During the study, which recruited patients from 10 hospitals in the Democratic Republic of Congo and Guinea, a single 960 mg oral dose of acoziborole was administered to 208 patients; 167 diagnosed with late-stage HAT and 41 with early/ intermediate-stage g-HAT. The patients were followed up for 18 months to see if treatment was successful.
The researchers found that, 18 months after treatment, 95% (159/167) of patients with late-stage g-HAT treated with acoziborole were cured (no trypanosomes, the microscopic parasites which cause g-HAT, were present in body fluids). In the early- and intermediate-stage patients, 100% (41/41) were successfully treated. An analysis of the results found that they were similar to the success rate for the previous HAT treatment, nifurtimox eflornithine combination therapy (NECT), of 94%.
The proportion of side effects related to treatment was low and all events were mild or moderate. No significant drug-related safety signals were identified in this study.
“The World Health Organisation have set a goal of elimination of g-HAT by 2030 by interrupting the disease’s transmission. Although cases are decreasing across Africa, this will be a challenge and we believe the use of acoziborole could be a crucial future tool in efforts to reach our common goal of elimination,” says Dr Victor Kande Betu Kumeso, principal investigator of the trial and former Neglected Tropical Diseases Expert Advisor at the Ministry of Health, Kinshasa, Democratic Republic of the Congo.
The authors acknowledge some limitations to their study, the main one being the lack of a control arm. As enrolling patients with g-HAT into clinical trials is challenging, the study was designed as a single arm trial with no comparator or control arm, following advice from the European Medicines Agency. The sample size was based on the maximum feasible enrolment within a reasonable timeframe, because of the challenges of enrolling patients with HAT in clinical trials given the drastic decline in incidence. There is currently an ongoing double-blind study investigating the use of acoziborole versus placebo in serologically suspected but parasitologically unconfirmed cases to generate further safety data.

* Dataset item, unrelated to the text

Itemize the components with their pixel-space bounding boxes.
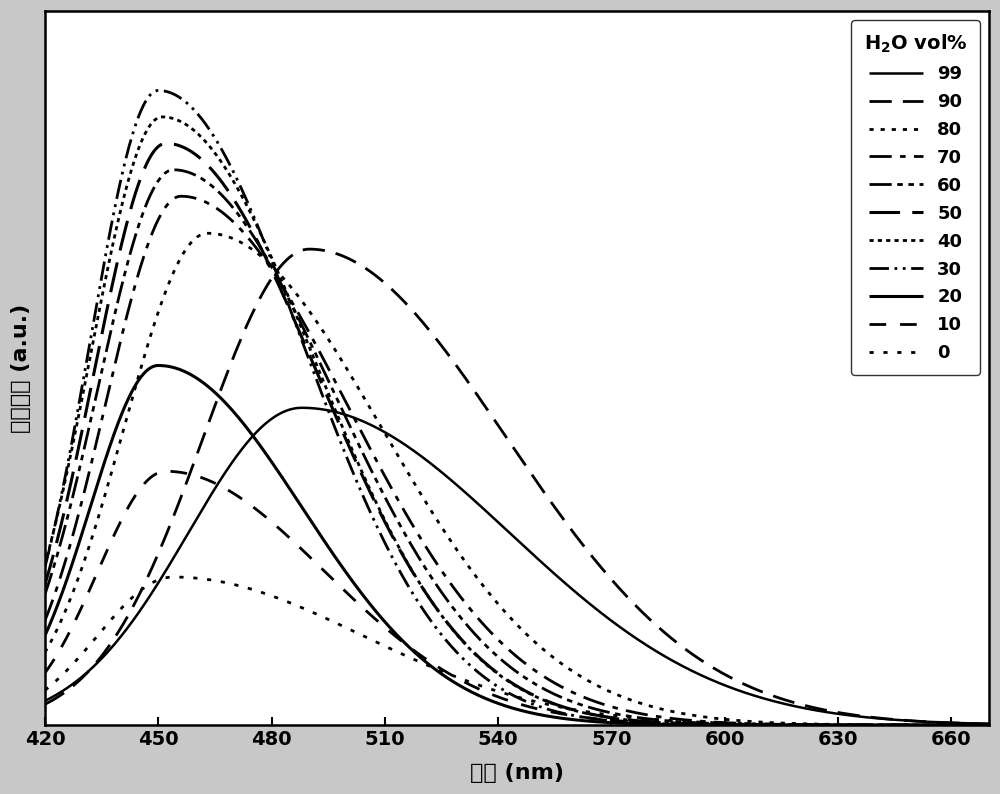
X-axis label: 波长 (nm): 波长 (nm) — [470, 763, 564, 783]
Legend: 99, 90, 80, 70, 60, 50, 40, 30, 20, 10, 0: 99, 90, 80, 70, 60, 50, 40, 30, 20, 10, … — [851, 20, 980, 375]
Y-axis label: 荧光强度 (a.u.): 荧光强度 (a.u.) — [11, 303, 31, 433]
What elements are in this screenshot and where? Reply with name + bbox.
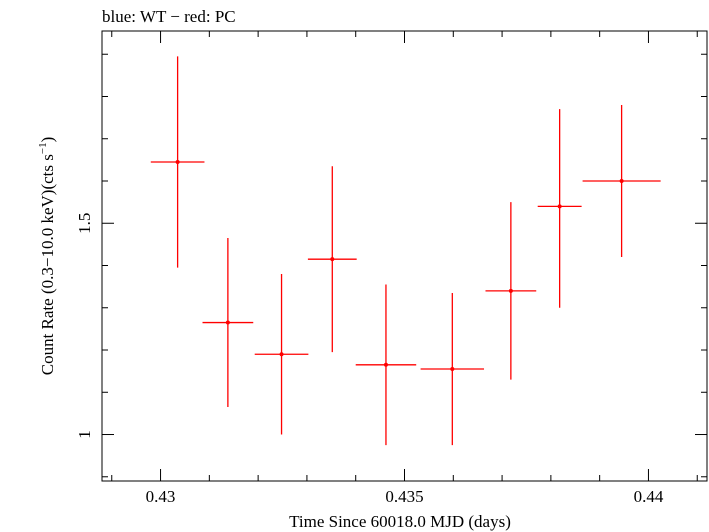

Writing in a linked comment, Professor Jacques Pepin, University of Sherbrooke, Canada, who was not involved in the study, says: “Acoziborole combines all the desired qualities of a trypanocidal drug: well absorbed orally, long half-life, good penetration into the CNS, and few serious adverse effects. Purists will say that acoziborole has not been evaluated according to current standards because the study was not a randomised trial, there was no control group, and the number of participants was small. But these were difficult challenges to overcome, considering the drastic reduction in the number of patients with HAT and dispersion over a vast territory, particularly in the Democratic Republic of the Congo. For these reasons, the authors took a pragmatic approach instead. Acoziborole represents an extraordinary advancement in the treatment of this neglected disease and might be key to the interruption of HAT transmission.”